"Adding to pressures, inpatient volumes are dropping.
"With pending budget sequestration at the federal level, health reform implementation, and continuing pressure on state budgets, we believe the next several years will be difficult for most providers," said S&P. "Furthermore, we believe that the improvements of the past several years may be reaching their limit and thus will not be able to keep pace with longer-term revenue pressures, especially in light of weaker volumes."Sooner or later providers, notoriously risk adverse, will be forced to admit that cautious incrementalism is little more than death by a thousand cuts - a slow death, but death nevertheless.

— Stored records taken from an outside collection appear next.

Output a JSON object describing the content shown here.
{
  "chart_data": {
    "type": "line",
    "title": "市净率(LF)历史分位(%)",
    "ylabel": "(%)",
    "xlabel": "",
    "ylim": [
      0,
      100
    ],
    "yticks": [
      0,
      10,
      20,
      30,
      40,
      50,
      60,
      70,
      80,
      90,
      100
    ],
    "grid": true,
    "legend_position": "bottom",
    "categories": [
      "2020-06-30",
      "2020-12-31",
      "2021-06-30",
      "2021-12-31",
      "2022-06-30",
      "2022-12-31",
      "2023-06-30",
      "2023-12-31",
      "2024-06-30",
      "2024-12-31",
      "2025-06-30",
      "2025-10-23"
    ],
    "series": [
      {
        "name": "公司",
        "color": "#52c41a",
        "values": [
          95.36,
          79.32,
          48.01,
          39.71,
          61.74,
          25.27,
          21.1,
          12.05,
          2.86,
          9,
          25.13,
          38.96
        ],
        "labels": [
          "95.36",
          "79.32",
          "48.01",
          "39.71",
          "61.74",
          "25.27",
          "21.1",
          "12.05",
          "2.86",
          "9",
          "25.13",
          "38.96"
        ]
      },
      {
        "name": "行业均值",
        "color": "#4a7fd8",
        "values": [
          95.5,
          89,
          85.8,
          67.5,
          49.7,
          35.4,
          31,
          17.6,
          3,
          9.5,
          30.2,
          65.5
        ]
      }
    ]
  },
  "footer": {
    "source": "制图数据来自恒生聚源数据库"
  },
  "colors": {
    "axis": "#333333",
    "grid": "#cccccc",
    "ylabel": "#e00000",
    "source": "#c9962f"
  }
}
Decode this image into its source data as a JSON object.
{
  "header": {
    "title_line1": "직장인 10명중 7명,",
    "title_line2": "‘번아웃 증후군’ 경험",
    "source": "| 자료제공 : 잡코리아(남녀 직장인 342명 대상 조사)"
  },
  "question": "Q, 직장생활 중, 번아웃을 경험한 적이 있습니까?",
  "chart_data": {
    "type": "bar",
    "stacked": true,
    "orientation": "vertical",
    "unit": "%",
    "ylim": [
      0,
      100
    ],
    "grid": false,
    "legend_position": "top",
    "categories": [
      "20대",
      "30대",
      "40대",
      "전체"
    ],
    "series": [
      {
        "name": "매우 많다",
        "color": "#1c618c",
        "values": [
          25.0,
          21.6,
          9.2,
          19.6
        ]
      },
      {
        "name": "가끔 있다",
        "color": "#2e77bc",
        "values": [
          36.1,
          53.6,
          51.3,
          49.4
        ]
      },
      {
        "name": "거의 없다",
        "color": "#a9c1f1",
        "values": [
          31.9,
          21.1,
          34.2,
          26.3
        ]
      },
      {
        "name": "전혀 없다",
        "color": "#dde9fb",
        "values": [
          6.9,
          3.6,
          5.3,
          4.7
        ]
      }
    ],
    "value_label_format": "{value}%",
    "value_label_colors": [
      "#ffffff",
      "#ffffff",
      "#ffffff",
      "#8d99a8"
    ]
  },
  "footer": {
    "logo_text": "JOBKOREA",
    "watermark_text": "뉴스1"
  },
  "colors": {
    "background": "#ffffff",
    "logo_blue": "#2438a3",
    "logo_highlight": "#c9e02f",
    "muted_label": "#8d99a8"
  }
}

"S&P says more rating downgrades are possible for not-for-profit healthcare systems over the next two years. It noted that the proportion of systems with positive or stable outlooks is shrinking, which "supports our opinion the multiyear trend of improved financial ratios is unlikely to continue."
Many see salvation in mergers and/or acquisition. Putting a bunch of soon-to-be-crummy balance sheets together doesn't make the collective any less crummy. And, usually, the consultants, lawyers and integration costs eat up the first 5 years of savings from any so-called "synergies."
Many see salvation in shiny new buildings with private rooms and in-lobby waterfalls. Few will find the new business volumes to justify more balance sheet leverage (see "crummy" - above.)
And many see salvation in massive IT investments- Big Data, EMRs, portals, etc. I hope they're right. I fear they're not, but it'll take five years to really know how soundly these systems were reviewed, acquired and implemented. Sitting here it's easy to predict more failures than successes.
In the meantime, under either fee for service or risk-based reimbursement, a "low delivered cost" position looks better and better. It's the only strategy offering a possibility of success regardless of scenario. But here providers have been far too timid, scrabbling in the dirt for a few percentage points of margin improvement instead of challenging themselves to find 30%, 40%, even 50% savings on an episode of care.
They're not going to achieve that by cutting the marketing budget (again) or designing buildings offering more of the same.
No, it won't happen until providers finally do hit that wall. Maybe then they'll realize that the only path to survival requires getting radical about lots of things - including ditching that leadership box in which they find themselves.